Although discovered in 1912, a new means of chemical analysis has motivated a new examination of the now over-a-century-old fossil find. Just as the Rosetta Stone helped Egyptologists translate the written Egyptian language of hieroglyphics into modern languages, evolutionists believe that the chemical analysis of these fossils can help them decipher much about the biology of early life-forms, such as the evolution of plant root design.
The Fossil Find
The Rhynie fossil ecosystem was found near the Aberdeenshire village of Rhynie in Scotland. It consists of mineralized biological material encased by a hard rock composed of silica, called chert. Cherts are altered siliceous sinters heated into a cohesive mass without melting. The heat source was believed to be hot springs and geysers similar to those in Yellowstone National Park.
The researchers used infrared light, analyzed by Fourier transform infrared (FTIR) spectroscopy, to determine molecular structures within the cells, tissues, and organisms in the chert.

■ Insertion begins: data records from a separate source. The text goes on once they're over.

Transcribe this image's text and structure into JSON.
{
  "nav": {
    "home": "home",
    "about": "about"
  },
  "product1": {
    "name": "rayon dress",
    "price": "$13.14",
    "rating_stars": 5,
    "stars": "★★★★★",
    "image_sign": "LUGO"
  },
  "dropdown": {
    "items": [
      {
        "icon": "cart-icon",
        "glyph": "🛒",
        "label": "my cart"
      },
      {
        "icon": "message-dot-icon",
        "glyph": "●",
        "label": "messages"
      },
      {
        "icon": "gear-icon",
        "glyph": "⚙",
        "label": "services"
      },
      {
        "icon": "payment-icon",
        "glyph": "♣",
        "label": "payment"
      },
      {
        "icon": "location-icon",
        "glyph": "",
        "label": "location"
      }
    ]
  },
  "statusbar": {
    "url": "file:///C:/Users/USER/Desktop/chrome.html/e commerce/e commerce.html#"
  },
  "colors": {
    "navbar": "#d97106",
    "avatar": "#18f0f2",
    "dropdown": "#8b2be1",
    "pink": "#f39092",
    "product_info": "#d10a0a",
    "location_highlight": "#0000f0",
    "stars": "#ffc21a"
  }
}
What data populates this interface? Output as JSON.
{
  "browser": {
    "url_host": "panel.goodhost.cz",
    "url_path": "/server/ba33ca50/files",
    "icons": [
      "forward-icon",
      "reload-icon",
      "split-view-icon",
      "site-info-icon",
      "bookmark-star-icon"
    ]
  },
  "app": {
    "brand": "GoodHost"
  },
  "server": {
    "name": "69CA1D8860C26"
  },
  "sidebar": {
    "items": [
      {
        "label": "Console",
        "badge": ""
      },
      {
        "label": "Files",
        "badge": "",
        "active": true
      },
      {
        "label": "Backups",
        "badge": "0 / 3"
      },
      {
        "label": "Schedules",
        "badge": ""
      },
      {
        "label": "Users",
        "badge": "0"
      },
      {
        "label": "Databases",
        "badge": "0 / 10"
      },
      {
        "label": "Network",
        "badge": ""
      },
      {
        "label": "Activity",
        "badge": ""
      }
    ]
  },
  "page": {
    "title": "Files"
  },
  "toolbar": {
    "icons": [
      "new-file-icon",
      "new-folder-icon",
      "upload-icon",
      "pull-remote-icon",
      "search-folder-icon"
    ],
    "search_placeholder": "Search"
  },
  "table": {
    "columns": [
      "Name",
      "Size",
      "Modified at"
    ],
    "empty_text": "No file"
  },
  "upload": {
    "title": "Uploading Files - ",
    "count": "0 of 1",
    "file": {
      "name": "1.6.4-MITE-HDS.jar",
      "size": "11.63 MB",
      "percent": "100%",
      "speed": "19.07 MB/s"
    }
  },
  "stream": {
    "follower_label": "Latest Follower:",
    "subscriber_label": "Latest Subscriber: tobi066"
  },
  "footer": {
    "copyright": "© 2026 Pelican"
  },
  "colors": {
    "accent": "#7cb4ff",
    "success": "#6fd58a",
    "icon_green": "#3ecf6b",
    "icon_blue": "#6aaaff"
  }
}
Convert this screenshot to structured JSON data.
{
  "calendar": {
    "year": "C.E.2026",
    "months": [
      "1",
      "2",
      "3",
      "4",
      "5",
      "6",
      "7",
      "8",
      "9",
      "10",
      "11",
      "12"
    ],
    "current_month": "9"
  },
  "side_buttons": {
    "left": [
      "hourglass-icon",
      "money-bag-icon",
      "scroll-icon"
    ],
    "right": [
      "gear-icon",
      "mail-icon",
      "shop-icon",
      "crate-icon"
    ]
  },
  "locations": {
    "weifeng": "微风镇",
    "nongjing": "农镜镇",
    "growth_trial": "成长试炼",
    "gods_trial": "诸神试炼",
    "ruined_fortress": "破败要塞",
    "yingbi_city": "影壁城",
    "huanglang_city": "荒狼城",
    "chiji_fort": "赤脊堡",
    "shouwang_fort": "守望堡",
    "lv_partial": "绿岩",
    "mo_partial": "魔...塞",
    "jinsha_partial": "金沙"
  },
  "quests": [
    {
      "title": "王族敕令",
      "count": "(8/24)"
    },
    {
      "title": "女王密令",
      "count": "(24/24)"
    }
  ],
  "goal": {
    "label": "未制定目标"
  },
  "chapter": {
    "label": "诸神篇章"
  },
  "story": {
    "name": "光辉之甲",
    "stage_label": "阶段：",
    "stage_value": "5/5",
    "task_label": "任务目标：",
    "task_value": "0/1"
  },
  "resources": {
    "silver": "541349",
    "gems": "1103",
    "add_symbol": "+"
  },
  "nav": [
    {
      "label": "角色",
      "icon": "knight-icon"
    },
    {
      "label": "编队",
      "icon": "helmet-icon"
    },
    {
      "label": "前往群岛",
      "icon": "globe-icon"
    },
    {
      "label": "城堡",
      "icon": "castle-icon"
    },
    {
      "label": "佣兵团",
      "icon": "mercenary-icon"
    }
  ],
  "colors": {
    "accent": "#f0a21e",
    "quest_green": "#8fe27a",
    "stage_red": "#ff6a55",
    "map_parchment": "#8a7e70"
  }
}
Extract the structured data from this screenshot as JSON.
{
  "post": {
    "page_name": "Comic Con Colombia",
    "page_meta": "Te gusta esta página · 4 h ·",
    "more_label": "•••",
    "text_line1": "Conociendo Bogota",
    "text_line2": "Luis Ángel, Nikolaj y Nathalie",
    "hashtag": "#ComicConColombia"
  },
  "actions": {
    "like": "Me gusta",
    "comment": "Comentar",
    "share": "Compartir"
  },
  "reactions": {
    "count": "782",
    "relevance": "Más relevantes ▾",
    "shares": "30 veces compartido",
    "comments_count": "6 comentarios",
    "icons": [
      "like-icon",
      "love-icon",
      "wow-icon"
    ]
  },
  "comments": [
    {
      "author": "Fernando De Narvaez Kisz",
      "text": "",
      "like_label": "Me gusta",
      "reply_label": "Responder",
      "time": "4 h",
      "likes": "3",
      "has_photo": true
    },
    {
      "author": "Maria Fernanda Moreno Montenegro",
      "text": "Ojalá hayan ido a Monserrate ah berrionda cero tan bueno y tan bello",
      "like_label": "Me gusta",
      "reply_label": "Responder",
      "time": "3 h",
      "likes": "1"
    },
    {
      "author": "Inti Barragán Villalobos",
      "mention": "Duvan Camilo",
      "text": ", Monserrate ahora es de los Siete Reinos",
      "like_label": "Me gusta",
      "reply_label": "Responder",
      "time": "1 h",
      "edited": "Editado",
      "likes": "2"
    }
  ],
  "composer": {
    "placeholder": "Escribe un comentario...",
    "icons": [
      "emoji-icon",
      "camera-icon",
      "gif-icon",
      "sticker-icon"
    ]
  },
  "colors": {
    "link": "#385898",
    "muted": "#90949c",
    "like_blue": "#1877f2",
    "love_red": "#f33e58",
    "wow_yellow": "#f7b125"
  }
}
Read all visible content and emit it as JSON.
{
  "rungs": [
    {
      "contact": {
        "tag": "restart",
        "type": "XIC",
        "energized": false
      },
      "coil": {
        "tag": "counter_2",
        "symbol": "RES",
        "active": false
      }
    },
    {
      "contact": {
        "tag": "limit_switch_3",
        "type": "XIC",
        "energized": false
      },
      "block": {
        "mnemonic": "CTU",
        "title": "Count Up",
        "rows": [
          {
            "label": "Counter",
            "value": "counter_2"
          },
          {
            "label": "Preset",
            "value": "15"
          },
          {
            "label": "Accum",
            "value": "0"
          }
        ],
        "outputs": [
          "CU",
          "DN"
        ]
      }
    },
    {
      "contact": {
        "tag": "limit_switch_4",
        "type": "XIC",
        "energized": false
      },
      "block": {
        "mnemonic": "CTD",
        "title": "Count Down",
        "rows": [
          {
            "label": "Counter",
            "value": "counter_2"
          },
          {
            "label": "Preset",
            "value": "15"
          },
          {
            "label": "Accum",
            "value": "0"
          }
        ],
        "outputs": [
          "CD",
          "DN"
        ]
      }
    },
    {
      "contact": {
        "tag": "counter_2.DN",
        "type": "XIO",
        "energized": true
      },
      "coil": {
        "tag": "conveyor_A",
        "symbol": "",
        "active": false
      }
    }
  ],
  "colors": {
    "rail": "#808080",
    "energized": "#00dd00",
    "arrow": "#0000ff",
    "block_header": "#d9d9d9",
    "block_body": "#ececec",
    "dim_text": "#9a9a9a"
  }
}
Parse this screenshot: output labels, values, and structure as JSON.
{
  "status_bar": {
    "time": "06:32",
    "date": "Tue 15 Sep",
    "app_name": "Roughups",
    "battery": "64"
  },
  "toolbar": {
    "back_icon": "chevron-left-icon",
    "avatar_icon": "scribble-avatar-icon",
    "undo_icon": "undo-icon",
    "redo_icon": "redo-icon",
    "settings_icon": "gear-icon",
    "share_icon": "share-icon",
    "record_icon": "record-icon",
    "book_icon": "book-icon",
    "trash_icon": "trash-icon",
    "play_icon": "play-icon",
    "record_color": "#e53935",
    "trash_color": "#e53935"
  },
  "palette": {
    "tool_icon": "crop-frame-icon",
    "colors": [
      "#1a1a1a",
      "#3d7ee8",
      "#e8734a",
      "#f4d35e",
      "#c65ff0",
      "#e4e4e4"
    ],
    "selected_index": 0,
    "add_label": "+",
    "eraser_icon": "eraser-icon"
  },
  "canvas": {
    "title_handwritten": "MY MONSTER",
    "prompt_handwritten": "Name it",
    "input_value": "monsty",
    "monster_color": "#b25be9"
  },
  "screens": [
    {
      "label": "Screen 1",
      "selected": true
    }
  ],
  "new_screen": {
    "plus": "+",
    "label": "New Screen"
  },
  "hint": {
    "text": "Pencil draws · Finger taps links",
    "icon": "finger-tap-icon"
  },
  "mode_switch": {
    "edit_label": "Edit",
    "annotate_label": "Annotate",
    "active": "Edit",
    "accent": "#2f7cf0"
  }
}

Vibrational methods, such as FTIR microspectroscopy, are important tools used to investigate fossil organic matter.[3] They can discriminate between fungi, bacteria, and other life-forms by detecting differences in methyl, methylene, carbonyl, carboxyl, aromatic, and other moieties (molecular portions) in ancient, organic-fossilization products. These compounds vary, depending on the organic source, thereby shedding light both on the original composition of the precursor biomolecules. The analysis also can determine the pathways of chemical alteration that occurred during, and after, fossilization.
The Experimental Procedure Used
A total of 49 individual fossils from the Rhynie chert assemblage were analyzed using attenuated total reflectance (ATR) FTIR microspectroscopy. Differences between prokaryotic (cyanobacteria) and eukaryotic tissue were identified based on the fossilization products of lipids, sugars, and proteins. These organisms, found in Devonian and Silurian System sediments, have both algal and fungal characteristics.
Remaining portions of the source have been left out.